Maybe I’ll do this, because it is the least appropriate ritual I can think of: the gaudiest, most obvious symbol of love and how we show it. Maybe I’ll appropriate this inappropriate ritual, for this love whose place in the world is a lot more tenuous.
Or maybe I won’t.
This resonates with me so much. I had a miscarriage in February 2021, and I spent weeks looking for the “perfect” thing as a memorial. I think my brain needed something to latch on to, but I must have spent 300 hours on Etsy and Google considering all of the things you mention here. Nothing felt right. Eventually (without knowing of my search), my MIL gifted me a little crystal bear holding forget-me-nots, something I never would have picked for myself, but it allowed me to stop searching.

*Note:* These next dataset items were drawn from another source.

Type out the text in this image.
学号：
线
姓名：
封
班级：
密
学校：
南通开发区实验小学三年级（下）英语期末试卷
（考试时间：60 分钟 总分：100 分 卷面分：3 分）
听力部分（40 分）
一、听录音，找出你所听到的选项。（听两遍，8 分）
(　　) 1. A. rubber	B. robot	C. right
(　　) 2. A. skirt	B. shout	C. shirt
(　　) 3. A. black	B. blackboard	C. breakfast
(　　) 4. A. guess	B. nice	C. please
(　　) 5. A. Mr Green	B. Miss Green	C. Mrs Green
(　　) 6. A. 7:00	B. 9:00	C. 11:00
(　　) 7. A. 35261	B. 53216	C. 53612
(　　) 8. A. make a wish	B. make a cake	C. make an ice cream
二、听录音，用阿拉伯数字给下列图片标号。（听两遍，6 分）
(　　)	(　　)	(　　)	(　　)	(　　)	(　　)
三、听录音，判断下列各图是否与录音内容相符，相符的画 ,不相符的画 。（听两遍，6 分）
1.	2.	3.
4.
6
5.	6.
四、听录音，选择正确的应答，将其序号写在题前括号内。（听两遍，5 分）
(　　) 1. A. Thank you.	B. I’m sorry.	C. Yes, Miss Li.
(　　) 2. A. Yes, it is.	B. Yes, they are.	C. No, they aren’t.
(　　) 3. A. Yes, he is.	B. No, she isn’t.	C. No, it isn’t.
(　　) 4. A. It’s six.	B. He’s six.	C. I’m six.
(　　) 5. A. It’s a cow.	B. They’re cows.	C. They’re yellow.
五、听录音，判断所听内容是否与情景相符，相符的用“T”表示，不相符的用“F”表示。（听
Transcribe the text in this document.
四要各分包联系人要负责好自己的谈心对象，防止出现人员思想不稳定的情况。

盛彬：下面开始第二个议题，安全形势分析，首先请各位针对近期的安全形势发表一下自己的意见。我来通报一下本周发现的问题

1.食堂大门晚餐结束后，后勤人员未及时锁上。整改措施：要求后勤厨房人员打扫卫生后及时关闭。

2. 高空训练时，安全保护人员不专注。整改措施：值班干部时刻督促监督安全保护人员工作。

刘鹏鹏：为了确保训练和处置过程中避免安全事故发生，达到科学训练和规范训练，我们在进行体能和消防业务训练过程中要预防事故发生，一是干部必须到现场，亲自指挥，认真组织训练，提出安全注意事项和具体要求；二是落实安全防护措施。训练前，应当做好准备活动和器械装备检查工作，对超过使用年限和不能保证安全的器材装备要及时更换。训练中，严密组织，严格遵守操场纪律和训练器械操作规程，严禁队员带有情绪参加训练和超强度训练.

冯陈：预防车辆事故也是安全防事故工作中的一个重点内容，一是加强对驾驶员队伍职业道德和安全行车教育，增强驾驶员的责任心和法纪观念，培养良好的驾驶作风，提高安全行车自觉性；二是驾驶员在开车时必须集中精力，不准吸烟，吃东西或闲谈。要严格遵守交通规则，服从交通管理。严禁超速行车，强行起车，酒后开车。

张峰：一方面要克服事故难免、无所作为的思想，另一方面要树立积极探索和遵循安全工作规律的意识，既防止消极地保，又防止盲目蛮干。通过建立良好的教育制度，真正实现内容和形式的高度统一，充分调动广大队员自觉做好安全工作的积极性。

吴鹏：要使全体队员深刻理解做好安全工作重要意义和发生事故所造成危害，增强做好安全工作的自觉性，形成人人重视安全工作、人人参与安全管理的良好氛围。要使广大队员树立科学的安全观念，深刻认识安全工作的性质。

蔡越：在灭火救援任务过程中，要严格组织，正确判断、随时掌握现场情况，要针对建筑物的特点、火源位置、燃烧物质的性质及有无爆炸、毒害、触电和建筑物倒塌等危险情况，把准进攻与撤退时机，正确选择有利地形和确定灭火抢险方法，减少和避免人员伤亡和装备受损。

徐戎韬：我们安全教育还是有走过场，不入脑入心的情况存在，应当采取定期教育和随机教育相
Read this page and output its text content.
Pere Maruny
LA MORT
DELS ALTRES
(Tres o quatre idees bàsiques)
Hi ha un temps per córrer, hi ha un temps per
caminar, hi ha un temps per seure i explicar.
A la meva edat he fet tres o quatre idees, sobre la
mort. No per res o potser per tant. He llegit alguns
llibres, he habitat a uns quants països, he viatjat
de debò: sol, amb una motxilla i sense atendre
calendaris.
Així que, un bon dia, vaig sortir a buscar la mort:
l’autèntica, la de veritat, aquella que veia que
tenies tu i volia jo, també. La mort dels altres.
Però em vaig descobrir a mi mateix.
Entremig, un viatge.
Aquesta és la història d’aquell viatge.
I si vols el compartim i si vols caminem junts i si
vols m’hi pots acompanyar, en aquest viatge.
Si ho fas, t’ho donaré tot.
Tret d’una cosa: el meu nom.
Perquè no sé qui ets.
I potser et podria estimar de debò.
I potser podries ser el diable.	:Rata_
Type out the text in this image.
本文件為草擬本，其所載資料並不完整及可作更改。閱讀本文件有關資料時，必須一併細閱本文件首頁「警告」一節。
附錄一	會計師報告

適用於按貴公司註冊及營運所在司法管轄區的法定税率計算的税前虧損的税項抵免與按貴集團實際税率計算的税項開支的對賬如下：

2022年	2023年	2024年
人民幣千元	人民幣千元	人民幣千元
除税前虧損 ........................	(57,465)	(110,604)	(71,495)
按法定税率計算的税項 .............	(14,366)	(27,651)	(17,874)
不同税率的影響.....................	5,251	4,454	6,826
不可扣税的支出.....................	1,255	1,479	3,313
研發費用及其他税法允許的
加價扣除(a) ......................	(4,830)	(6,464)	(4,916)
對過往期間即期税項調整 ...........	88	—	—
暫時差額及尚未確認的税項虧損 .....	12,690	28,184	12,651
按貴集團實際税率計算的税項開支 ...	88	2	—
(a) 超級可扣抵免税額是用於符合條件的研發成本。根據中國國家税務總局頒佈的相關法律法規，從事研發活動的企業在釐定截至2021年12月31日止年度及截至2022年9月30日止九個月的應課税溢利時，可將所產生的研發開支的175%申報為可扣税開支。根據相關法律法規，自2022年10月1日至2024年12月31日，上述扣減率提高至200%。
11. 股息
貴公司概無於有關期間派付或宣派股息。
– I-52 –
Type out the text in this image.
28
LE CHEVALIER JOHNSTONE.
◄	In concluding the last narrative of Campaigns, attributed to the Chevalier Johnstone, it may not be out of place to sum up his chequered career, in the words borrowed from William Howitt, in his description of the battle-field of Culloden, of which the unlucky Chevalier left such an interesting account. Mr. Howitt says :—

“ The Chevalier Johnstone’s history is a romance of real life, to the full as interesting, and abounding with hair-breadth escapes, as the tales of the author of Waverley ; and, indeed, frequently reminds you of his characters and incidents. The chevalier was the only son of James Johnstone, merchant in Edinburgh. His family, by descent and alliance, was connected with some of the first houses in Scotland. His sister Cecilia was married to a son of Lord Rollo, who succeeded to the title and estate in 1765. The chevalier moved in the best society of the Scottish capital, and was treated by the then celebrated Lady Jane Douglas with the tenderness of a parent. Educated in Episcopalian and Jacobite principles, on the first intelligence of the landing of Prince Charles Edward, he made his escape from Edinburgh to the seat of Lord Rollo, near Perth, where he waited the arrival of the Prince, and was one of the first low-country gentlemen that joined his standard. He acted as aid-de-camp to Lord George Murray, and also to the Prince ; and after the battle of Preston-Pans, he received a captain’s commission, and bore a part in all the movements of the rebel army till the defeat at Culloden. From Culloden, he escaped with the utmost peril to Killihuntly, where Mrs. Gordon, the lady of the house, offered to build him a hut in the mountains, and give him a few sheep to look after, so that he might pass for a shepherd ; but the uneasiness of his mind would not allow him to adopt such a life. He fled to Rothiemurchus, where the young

My grandfather died year before last and he was a super gardener. His garden won awards and everything. One of the last times I saw him was the summer before, before cancer took over. I have a picture of him standing with pride against one of those mammoth sunflowers. It’s head was bigger than his. At his funeral my dad gave out sunflower seeds to everyone (in october) and people were encouraged to plant them the next spring and share with the rest of the family how they got on. It was really lovely seeing them all the following summer in pictures or reality. It was like a communal ritual which felt like a lovely way to remember him by. I like to think too that it will have encouraged some into a love of gardening as well.